The huddle meme

I’ve been using agents all day on a relatively complex project. I give the model a task, follow it closely, and spot what looks like an oversight. After months of catching subtle errors - hallucinated imports, slightly wrong method signatures, off-by-one mistakes - there’s a muscle memory. Here we go again.

So I chip in. And occasionally the model says, actually, no. Then carries on.

When I go to check whether this is the case, it turns out they were right. I was about to take us down a blind alley. They averted it by having read a little more than me, or scurrying off to check before accepting my position.
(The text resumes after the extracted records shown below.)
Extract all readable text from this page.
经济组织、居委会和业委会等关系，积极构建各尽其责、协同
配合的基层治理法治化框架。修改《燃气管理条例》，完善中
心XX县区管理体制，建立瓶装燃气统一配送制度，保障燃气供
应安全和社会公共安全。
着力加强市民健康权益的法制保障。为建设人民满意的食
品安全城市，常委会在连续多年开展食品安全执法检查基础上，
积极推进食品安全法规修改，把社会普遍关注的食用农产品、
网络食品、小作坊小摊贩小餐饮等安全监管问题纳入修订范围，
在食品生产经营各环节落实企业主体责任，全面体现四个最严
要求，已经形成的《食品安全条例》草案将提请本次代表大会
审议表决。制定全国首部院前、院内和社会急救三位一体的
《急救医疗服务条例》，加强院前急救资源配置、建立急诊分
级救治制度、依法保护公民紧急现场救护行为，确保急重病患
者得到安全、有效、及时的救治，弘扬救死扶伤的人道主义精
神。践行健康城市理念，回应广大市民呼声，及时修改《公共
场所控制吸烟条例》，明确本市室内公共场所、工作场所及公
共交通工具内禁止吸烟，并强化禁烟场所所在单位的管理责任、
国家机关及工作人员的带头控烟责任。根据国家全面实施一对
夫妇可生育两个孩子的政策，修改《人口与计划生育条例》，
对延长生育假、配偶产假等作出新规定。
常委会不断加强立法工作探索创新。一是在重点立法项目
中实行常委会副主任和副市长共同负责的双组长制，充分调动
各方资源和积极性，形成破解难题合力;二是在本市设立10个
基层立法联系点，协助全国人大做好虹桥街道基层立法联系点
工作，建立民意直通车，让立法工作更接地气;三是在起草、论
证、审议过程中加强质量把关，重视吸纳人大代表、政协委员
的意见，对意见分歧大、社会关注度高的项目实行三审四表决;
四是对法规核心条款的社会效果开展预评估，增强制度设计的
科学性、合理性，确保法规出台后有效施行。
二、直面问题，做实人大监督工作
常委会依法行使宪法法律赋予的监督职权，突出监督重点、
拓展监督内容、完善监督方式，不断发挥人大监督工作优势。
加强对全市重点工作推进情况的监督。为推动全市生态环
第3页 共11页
This literally never happened in the summer. We’re in a different place now.

The frequency

It’s still occasional. But the frequency is going up. It probably happens two or three times a day when I’m especially busy. Every time it does, I hop on the group chat and send the huddle meme. There’s an undertone of “thanks mate” when it happens. Or “ha, yeah, good point” - then the AI just carries on, like it assumes I must be joking.

Backing out

YOLO mode felt reckless not long ago. Now it’s mainstream. This might be part of why. If the human is getting in the way while the model is working, maybe the human ought to back out of the inner loop. A little.

Commercial pilots are often required to use autopilot during cruise. Hand-flying is the exception, not the rule. The automation isn’t optional - it’s preferred, because it’s more reliable at that level of the task. Human skill still matters for edge cases and overall judgement. But for the middle part, you’re expected to let the system work.

I suspect this will only increase. Sooner or later you might find employers preferring you to keep out of the inner loop. The evidence will accumulate. The direction is already visible.

You’re being trained to defer. And the training is working, because the model keeps being right.